Argumentaria que o Governo talvez devesse ter feito menos, ou seja, ter um défice ainda menor e apoiar ainda menos, porque neste momento é um risco muito grande e nós, em Portugal, não nos podemos esquecer do que aconteceu em 2010 e 2011. Neste momento, estamos a passar precisamente por um teste – e vai ser um teste para os próximos 12 meses – e, embora esteja bastante otimista, não falaria agora de dar mais apoio por causa disso.
Em relação às medidas nos escalões de IRS, todos os escalões beneficiam. Mas quem beneficia menos é a classe média. Estas mexidas no IRS fazem sentido? Estão bem feitas?
No fundo, a resposta a essa questão é a mesma da questão anterior. O Governo decidiu privilegiar uns e castigar outros, em termos relativos. Em termos políticos é legítimo fazê-lo. E não o faz de uma forma muito ineficiente ou muito distorcionária e que cause mesmo muito dano à economia, mas antes tira a uns e dá aos outros, legitimamente, apoiado na maioria absoluta que tem e que lhe permite escolher quem privilegiar e quem castigar.

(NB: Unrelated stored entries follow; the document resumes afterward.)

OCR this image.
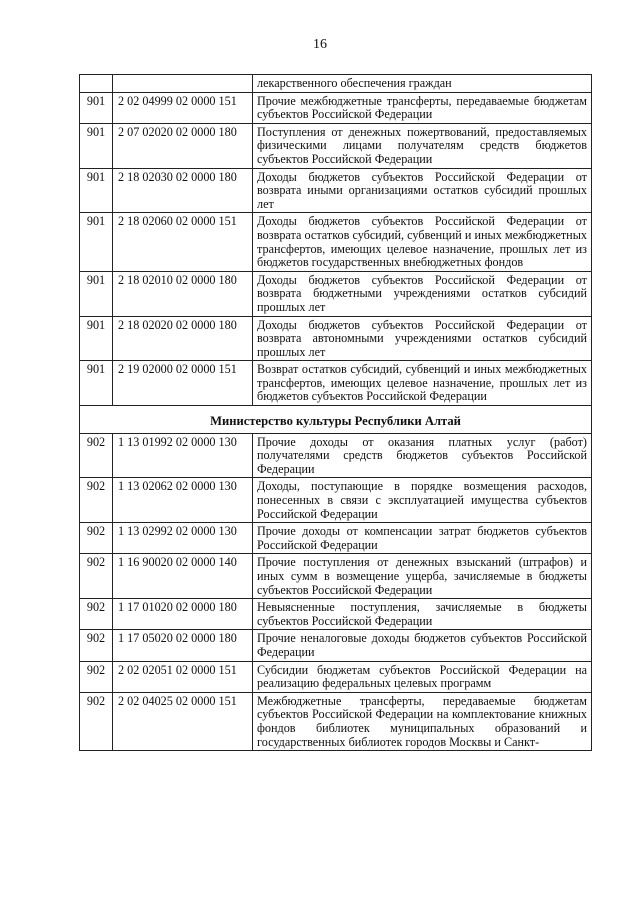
16
		лекарственного обеспечения граждан
901	2 02 04999 02 0000 151	Прочие межбюджетные трансферты, передаваемые бюджетам субъектов Российской Федерации
901	2 07 02020 02 0000 180	Поступления от денежных пожертвований, предоставляемых физическими лицами получателям средств бюджетов субъектов Российской Федерации
901	2 18 02030 02 0000 180	Доходы бюджетов субъектов Российской Федерации от возврата иными организациями остатков субсидий прошлых лет
901	2 18 02060 02 0000 151	Доходы бюджетов субъектов Российской Федерации от возврата остатков субсидий, субвенций и иных межбюджетных трансфертов, имеющих целевое назначение, прошлых лет из бюджетов государственных внебюджетных фондов
901	2 18 02010 02 0000 180	Доходы бюджетов субъектов Российской Федерации от возврата бюджетными учреждениями остатков субсидий прошлых лет
901	2 18 02020 02 0000 180	Доходы бюджетов субъектов Российской Федерации от возврата автономными учреждениями остатков субсидий прошлых лет
901	2 19 02000 02 0000 151	Возврат остатков субсидий, субвенций и иных межбюджетных трансфертов, имеющих целевое назначение, прошлых лет из бюджетов субъектов Российской Федерации
Министерство культуры Республики Алтай		
902	1 13 01992 02 0000 130	Прочие доходы от оказания платных услуг (работ) получателями средств бюджетов субъектов Российской Федерации
902	1 13 02062 02 0000 130	Доходы, поступающие в порядке возмещения расходов, понесенных в связи с эксплуатацией имущества субъектов Российской Федерации
902	1 13 02992 02 0000 130	Прочие доходы от компенсации затрат бюджетов субъектов Российской Федерации
902	1 16 90020 02 0000 140	Прочие поступления от денежных взысканий (штрафов) и иных сумм в возмещение ущерба, зачисляемые в бюджеты субъектов Российской Федерации
902	1 17 01020 02 0000 180	Невыясненные поступления, зачисляемые в бюджеты субъектов Российской Федерации
902	1 17 05020 02 0000 180	Прочие неналоговые доходы бюджетов субъектов Российской Федерации
902	2 02 02051 02 0000 151	Субсидии бюджетам субъектов Российской Федерации на реализацию федеральных целевых программ
902	2 02 04025 02 0000 151	Межбюджетные трансферты, передаваемые бюджетам субъектов Российской Федерации на комплектование книжных фондов библиотек муниципальных образований и государственных библиотек городов Москвы и Санкт-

Mas quando as famílias fazem as contas a estas medidas, quer as mexidas no IRS quer nas medidas de apoio para fazer face ao aumento dos preços da energia, estamos sempre a par de pequenos valores. No caso da conta da eletricidade, por exemplo, estamos a falar de pouco mais de 1€ por mês. No caso do segundo filho no IRS, 8€ por mês. E fica-se com a perceção de que possivelmente os apoios não terão impacto suficiente para mitigar estes aumentos que já estão a acontecer e que se estão a prever para mais tarde. É assim?
Quando a economia atravessa um choque recessivo, como é, neste caso, o que acontece por causa do aumento dos preços da energia motivados pelos sururus geopolíticos e pela invasão de Putin à Ucrânia, o rendimento, a riqueza de todos vai cair. A ideia de que o governo ou o Orçamento de Estado pode prevenir isto não é uma ideia correta, é errada.
As pessoas estão a ficar pior não por causa do Governo, não por causa do orçamento, mas porque a economia vai estar um pouco pior no próximo ano. Não exageradamente pior, mas um pouco pior, à conta da invasão do senhor Putin.
O Governo pode aliviar algum desse fardo, mas, tendo em conta o enorme apoio que os governos deram em 2020 e a forma como o fazem, que é pedindo emprestado às gerações futuras, no seguimento do enorme apoio que já tinham dado na crise financeira e noutros… A dívida pública é tão grande, nós já pusemos tanto fardo nas gerações futuras para nos aliviar agora, temporariamente, que é difícil de facto ter um alívio ainda maior, que nessa medida não é nada mais do que deslocar o fardo para nós daqui a uns anos, para os nossos filhos, para os nossos netos.
Logo, as famílias que olham e dizem: “Ah, eu não queria estar a sofrer nada, apesar do que acontece com o senhor Putin”, o que estão a pedir é ao Governo que diga: “Não, vai ser antes quem vier daqui a cinco que vai sofrer, porque vou carregar para eles a dívida para te ajudar a ti hoje”.
Tendo em conta o nível da dívida e toda a dificuldade que nós temos já em refinanciar a nossa dívida, que tivemos aqui há 10 anos, não me parece completamente legítimo estarmos a dizer que a geração atual de 2023 deve ser totalmente poupada, pedindo emprestado ao futuro, do que é esta recessão do senhor Putin. Mas, claro, com certeza sofrerá alguns efeitos motivados pelo ditador de Moscovo.
Estas mexidas seletivas no IRC não são aplicáveis a todas as empresas. Pode haver aqui a possibilidade de não haver sequer ajustes salariais no privado que permitam às famílias não ter uma perda muito significativa?
Sim, uma das principais variáveis à qual vamos ter de prestar muita atenção é o que vai acontecer aos aumentos salariais nos próximos meses para diferentes pessoas. Quando a inflação está muito baixa, e porque normalmente não há grandes cortes salariais, há bastante compressão salarial, no sentido em que todos têm mais ou menos o mesmo aumento sem grandes alterações.
Quando a inflação está muito alta, como acontece hoje, o que tens é que algumas pessoas têm um aumento salarial muito pequeno ou mesmo salários que pouco aumentam; outros têm aumentos ao nível da inflação e outros ainda a um nível muito acima da inflação, levando a uma maior dispersão salarial. O que isso implica é que, quer do lado das empresas, quer do lado dos trabalhadores, nas relações salariais há muito mais espaço para uns ganharem e outros perderem, incluindo tomando em conta aquilo que são as mudanças de política fiscal.